Attraverso la storia di sette gatti, la regista mostra una Istanbul estremamente affascinante. Dopo due mesi di riprese con “macchine fotografiche per gatti” e droni, in modo da avere sia scene in soggettiva sia viste panoramiche sui tetti, visitiamo strade e vicoli con guide d’eccezione. Le immagini alternano una vista dall’alto a un percorso in mare su traghetto, ad alcuni scorci delle suggestive stradine su per la salita. Ognuno dei gatti presi in considerazione da Ceyda Torun, abita una zona urbana diversa e ha un carattere particolare, differente dagli altri. Nel giardino del quartiere Nisantasi, nel distretto di Sisli, ci sono perfino una serie di cassette che servono da alloggio per gli amici a quattro zampe.

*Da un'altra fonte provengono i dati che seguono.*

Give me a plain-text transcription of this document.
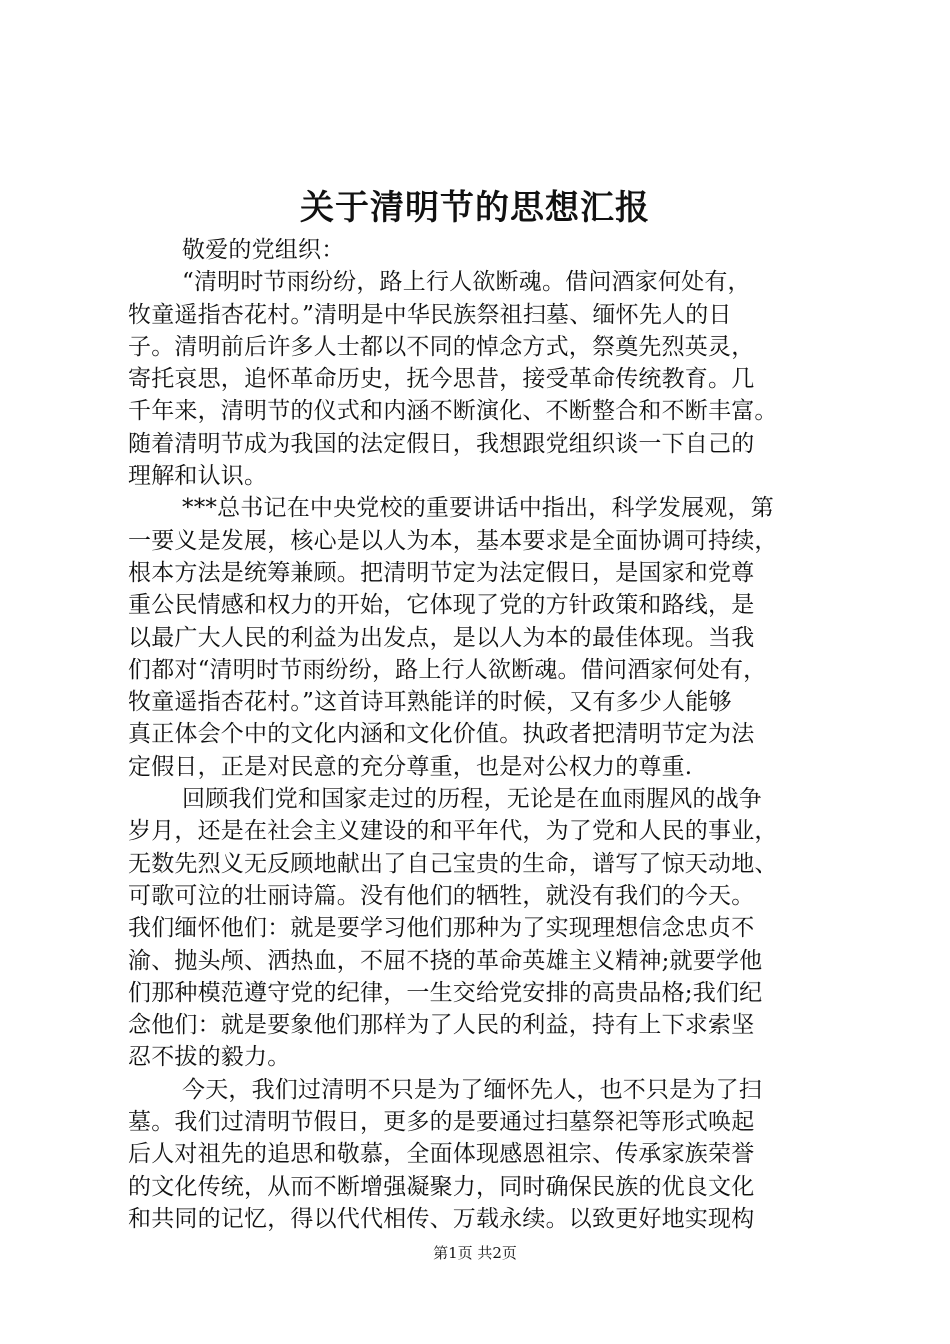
关于清明节的思想汇报
敬爱的党组织：
“清明时节雨纷纷，路上行人欲断魂。借问酒家何处有，
牧童遥指杏花村。”清明是中华民族祭祖扫墓、缅怀先人的日
子。清明前后许多人士都以不同的悼念方式，祭奠先烈英灵，
寄托哀思，追怀革命历史，抚今思昔，接受革命传统教育。几
千年来，清明节的仪式和内涵不断演化、不断整合和不断丰富。
随着清明节成为我国的法定假日，我想跟党组织谈一下自己的
理解和认识。
***总书记在中央党校的重要讲话中指出，科学发展观，第
一要义是发展，核心是以人为本，基本要求是全面协调可持续，
根本方法是统筹兼顾。把清明节定为法定假日，是国家和党尊
重公民情感和权力的开始，它体现了党的方针政策和路线，是
以最广大人民的利益为出发点，是以人为本的最佳体现。当我
们都对“清明时节雨纷纷，路上行人欲断魂。借问酒家何处有，
牧童遥指杏花村。”这首诗耳熟能详的时候，又有多少人能够
真正体会个中的文化内涵和文化价值。执政者把清明节定为法
定假日，正是对民意的充分尊重，也是对公权力的尊重.
回顾我们党和国家走过的历程，无论是在血雨腥风的战争
岁月，还是在社会主义建设的和平年代，为了党和人民的事业，
无数先烈义无反顾地献出了自己宝贵的生命，谱写了惊天动地、
可歌可泣的壮丽诗篇。没有他们的牺牲，就没有我们的今天。
我们缅怀他们：就是要学习他们那种为了实现理想信念忠贞不
渝、抛头颅、洒热血，不屈不挠的革命英雄主义精神;就要学他
们那种模范遵守党的纪律，一生交给党安排的高贵品格;我们纪
念他们：就是要象他们那样为了人民的利益，持有上下求索坚
忍不拔的毅力。
今天，我们过清明不只是为了缅怀先人，也不只是为了扫
墓。我们过清明节假日，更多的是要通过扫墓祭祀等形式唤起
后人对祖先的追思和敬慕，全面体现感恩祖宗、传承家族荣誉
的文化传统，从而不断增强凝聚力，同时确保民族的优良文化
和共同的记忆，得以代代相传、万载永续。以致更好地实现构
第1页 共2页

Ogni abitante di Istanbul può raccontarvi una storia di gatti, di cui alcuni sono più paurosi, altri più socievoli, altri ancora più “spirituali”. Le vicende narrate nel film parlano di Sari, la soriana bianca e rossa che ha partorito da poco, che aspetta ore davanti a un negozio fissando i clienti, per ottenere cibo che poi porta ai suoi cuccioli. Mentre Bengü ha un buon carattere e fa le fusa a tutti gli operai della zona industriale, Aslan Pasçasi, soprannominato “Little Lion” per la sua criniera, vive tra i locali di ristorazione sulle rive del Bosforo dove svolge il compito di cacciatore di topi e, in cambio, mangia dell’ottimo pesce fresco. Psikopat invece è la gatta matta del quartiere, vive in una delle zone più antiche, è gelosissima e possessiva nei confronti del suo compagno, entrambi bianchi e neri. Deniz ama molto giocare ed è la mascotte del mercato biologico, mentre Gamsiz si arrampica sugli alberi e da lì attraverso i balconi entra nelle case di Citangir, il quartiere degli artisti situato tra Piazza Taksim e Kabatas, caratterizzato da molte stradine, affollate da diversi piccoli caffè. Duman è il gattone grigio educatissimo che aspetta fuori al negozio delicatessen la sua porzione di tacchino affumicato e formaggio leggero (per non ingrassare…) in una zona elegante di Istanbul.

Kedi la città dei gatti” da un lato celebra il mistero, dall’altra mette in evidenza le analogie di questi animali con gli umani. Nel film trovano spazio voci di persone semplici che raccontano le storie dei vari gatti, di quanto cambino quando diventano genitori, e custodiscono grandi verità come: «Se sei capace di apprezzare la compagnia di un gatto, di un fiore o di un uccellino, allora il mondo è tuo». Se noi ci prendiamo cura di loro, loro lo faranno di noi, insegnandoci ad apprezzare i valori della libertà. Il film è piuttosto godibile, da suggerire anche a coloro che non hanno una particolare predilezione per i gatti.